O advogado da CGTB defendeu que a lei é direcionada a desincentivar o trabalhador a recorrer ao Judiciário. “O desincentivo direcionado, ao pobre, ao miserável no sentido da lei, não pode ser recepcionado na Constituição Federal. O estado não pode reconhecer alguém como pobre e, a partir desse reconhecimento, passar a tratar como se rico fosse”, disse, enfatizando que, assim sendo, trata-se de flagrante violação ao princípio da isonomia.
Pela Central Única dos Trabalhadores (CUT), o advogado José Eymard ressaltou que pesquisas do Tribunal Superior do Trabalho indicam que a maioria dos pedidos pleiteiam direitos básicos, como verbas rescisórias, adicional de insalubridade, horas extras. “É disso que se está falando neste processo”, disse.
Eymard afirmou que a ação não trata de litigância de má fé e que, ainda assim, este não é o caso da maior parte dos beneficiários da Justiça do Trabalho. “Esta é a Justiça que acolhe os mais pobres, mas nem isso estamos discutindo. Aqui se cuida de excesso cometido pelo Congresso Nacional em relação àqueles que são beneficiários e que ficarão em condição pior que aquele que se cuida na Justiça comum”, comparou.
Luis Antônio Camargo Melo, pela Central dos Sindicatos Brasileiros (CSB), concordou afirmando que os próprios empregadores sugerem que o trabalhador vá à Justiça do Trabalho: “Frase bastante repetida nos corredores é a que o patrão diz ao funcionário: busque seus direitos. E geralmente ele vai atrás de verbas rescisórias, oriundas do rompimento do contrato que não são adimplidas no momento do rompimento. Porque ganha-se com isso, é lucrativo ao empresário. E é esse trabalhador que não poderá mais se socorrer na justiça do trabalhador”, apontou. Ele prevê situações em que o advogados terão quantias maiores que os próprios trabalhadores.

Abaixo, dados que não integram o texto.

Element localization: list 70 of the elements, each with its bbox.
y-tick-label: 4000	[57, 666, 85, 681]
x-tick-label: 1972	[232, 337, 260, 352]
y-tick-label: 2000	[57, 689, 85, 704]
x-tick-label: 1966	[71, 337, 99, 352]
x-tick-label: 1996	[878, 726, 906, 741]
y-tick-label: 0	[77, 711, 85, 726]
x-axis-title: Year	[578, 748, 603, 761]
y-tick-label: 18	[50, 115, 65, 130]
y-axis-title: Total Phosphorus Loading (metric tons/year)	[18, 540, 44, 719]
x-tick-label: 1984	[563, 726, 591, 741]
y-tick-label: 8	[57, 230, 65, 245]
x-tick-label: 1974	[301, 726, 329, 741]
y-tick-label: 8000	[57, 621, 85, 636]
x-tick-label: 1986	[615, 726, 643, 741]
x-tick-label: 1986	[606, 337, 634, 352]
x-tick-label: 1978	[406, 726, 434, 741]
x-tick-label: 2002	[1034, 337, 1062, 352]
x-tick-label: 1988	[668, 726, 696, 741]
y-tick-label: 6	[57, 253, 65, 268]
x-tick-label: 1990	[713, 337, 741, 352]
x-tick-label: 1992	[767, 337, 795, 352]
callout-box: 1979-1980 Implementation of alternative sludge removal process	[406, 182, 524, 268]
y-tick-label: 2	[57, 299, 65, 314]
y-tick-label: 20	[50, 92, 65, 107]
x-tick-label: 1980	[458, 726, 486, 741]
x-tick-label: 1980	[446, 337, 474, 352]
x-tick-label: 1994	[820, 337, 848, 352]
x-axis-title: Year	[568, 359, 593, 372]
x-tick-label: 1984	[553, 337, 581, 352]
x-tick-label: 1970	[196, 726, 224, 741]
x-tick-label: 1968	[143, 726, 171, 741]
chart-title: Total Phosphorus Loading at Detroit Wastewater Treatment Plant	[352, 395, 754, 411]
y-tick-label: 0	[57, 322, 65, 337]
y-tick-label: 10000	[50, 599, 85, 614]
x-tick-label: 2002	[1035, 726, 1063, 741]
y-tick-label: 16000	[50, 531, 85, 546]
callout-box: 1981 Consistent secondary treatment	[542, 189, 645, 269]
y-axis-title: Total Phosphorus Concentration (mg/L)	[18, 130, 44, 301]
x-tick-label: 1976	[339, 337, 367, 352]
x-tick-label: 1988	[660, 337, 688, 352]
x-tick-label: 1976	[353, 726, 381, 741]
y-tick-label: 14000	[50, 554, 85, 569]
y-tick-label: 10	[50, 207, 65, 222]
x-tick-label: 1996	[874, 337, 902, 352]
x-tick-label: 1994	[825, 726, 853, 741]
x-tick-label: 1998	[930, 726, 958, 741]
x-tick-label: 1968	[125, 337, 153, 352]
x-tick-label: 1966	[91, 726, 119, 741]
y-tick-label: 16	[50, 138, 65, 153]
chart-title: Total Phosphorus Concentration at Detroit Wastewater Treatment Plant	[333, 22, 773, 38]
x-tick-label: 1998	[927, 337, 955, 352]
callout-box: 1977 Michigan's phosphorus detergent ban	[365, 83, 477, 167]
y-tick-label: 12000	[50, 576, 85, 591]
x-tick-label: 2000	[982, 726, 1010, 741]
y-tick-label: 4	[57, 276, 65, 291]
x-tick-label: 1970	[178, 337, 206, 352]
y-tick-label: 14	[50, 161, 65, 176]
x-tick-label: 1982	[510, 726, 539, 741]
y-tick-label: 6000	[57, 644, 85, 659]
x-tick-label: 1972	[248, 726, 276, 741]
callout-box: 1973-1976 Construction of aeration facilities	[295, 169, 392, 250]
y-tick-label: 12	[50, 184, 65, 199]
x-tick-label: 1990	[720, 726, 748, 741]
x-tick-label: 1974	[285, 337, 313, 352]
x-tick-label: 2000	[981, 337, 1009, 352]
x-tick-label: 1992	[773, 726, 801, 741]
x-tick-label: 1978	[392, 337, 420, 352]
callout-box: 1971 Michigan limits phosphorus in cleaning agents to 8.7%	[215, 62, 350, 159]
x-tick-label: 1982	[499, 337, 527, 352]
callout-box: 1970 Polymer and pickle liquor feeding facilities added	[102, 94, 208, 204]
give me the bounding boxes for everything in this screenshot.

Assim entende também a Associação Nacional dos Magistrados da Justiça do Trabalho. Alberto Pavie Ribeiro falou pela entidade. Do ponto de vista da magistratura, ele diz que há um sentimento de perplexidade entre os juízes. “Os juízes do trabalho estão perplexos com a situação onde ao julgar uma demanda trabalhista onde há uma sucumbência recíproca ter de dar mais-valia aos honorários de sucumbência do advogado do que a verba alimentar do trabalhador. A lei deu um privilégio para os honorários advocatícios dos reclamados”, disse. Dessa forma, com o pretexto da litigância de má fé, a reforma, votada, de acordo com ele, a toque de caixa, atingiu trabalhadores pobres.
Teoria do caos
Em defesa da reforma da CLT, o advogado representante da Confederação Nacional do Transporte (CNT), Flávio Henrique Unes Pereira, considerou relevante diferenciar pontos que estavam sendo colocados. “Falou-se muito em assistência judiciária gratuita, que não se confunde com o que é tratado aqui, que são os benefícios da gratuidade em relação ao ônus processual. Se é um problema de Defensoria Pública, isso pode ser objeto de ação por omissão, por exemplo, ou alguma outra ferramenta”, sugeriu.

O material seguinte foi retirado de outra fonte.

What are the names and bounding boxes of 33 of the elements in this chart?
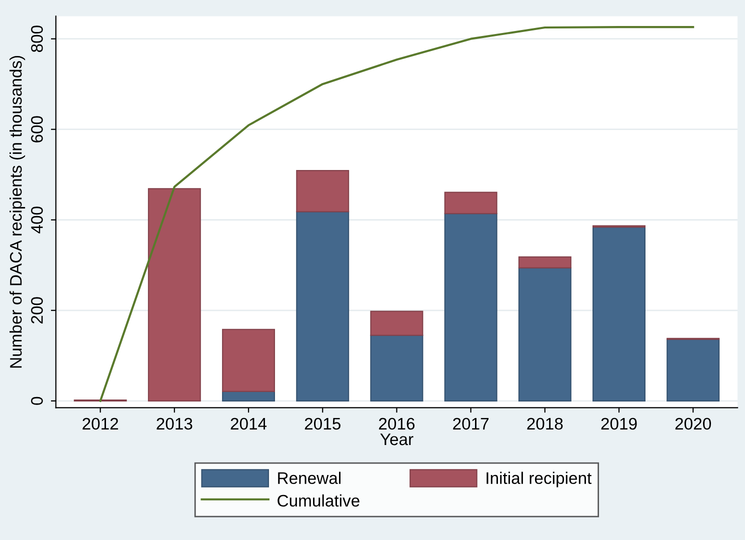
bar bbox=[444, 212, 498, 402]
x-tick-label: 2016 bbox=[379, 418, 415, 430]
bar bbox=[444, 192, 498, 214]
y-tick-label: 600 bbox=[31, 116, 43, 142]
y-axis-title: Number of DACA recipients (in thousands) bbox=[10, 56, 26, 368]
line-series bbox=[99, 26, 694, 402]
legend-label: Renewal bbox=[278, 472, 341, 484]
x-tick-label: 2017 bbox=[453, 418, 489, 430]
bar bbox=[370, 334, 424, 402]
bar bbox=[222, 328, 276, 392]
bar bbox=[370, 310, 424, 336]
bar bbox=[592, 226, 646, 402]
bar bbox=[518, 267, 572, 402]
bar bbox=[666, 338, 720, 402]
legend-label: Cumulative bbox=[278, 494, 360, 507]
y-tick-label: 200 bbox=[31, 297, 43, 324]
bar bbox=[296, 170, 350, 212]
x-tick-label: 2014 bbox=[230, 418, 267, 430]
x-tick-label: 2012 bbox=[82, 418, 118, 430]
y-tick-label: 0 bbox=[31, 396, 43, 405]
bar bbox=[296, 211, 350, 402]
bar bbox=[222, 390, 276, 402]
legend-label: Initial recipient bbox=[486, 472, 592, 488]
y-tick-label: 800 bbox=[31, 26, 43, 52]
bar bbox=[148, 188, 201, 402]
x-tick-label: 2013 bbox=[156, 418, 192, 430]
x-tick-label: 2020 bbox=[675, 418, 711, 430]
x-axis-title: Year bbox=[380, 434, 414, 446]
x-tick-label: 2019 bbox=[601, 418, 637, 430]
x-tick-label: 2018 bbox=[527, 418, 563, 430]
y-tick-label: 400 bbox=[31, 206, 43, 234]
x-tick-label: 2015 bbox=[304, 418, 340, 430]
bar bbox=[518, 256, 572, 268]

“Se dermos racionalidade maior aos recursos públicos, talvez tenhamos recursos para estruturar a Defensoria Pública. O constituinte não deixou absolutamente solta a gratuidade. Cabe ao legislador estabelecer uma baliza. E ele repetiu o dispositivo da Constituição ‘, destacou. Para ele, não se pode levar a análise de uma norma ao limite, em uma teoria do caos. Assim, nenhuma norma resistiria.
A Confederação da Agricultura e Pecuária do Brasil (CNA) foi representada por Rudy Maia Ferraz, que acrescentou que o produtor rural está submetido a insegurança jurídica ao lidar com demandas temerárias. “Quando colocou a possibilidade de essas peculiaridades da Justiça gratuita, o legislador buscou fomentar a orientação jurídica do emprego. O benefício da gratuidade previsto está intrinsecamente ligado ao princípio da boa fé processual. Nós não podemos usar o benefício para eximir o demandante de qualquer responsabilidade.”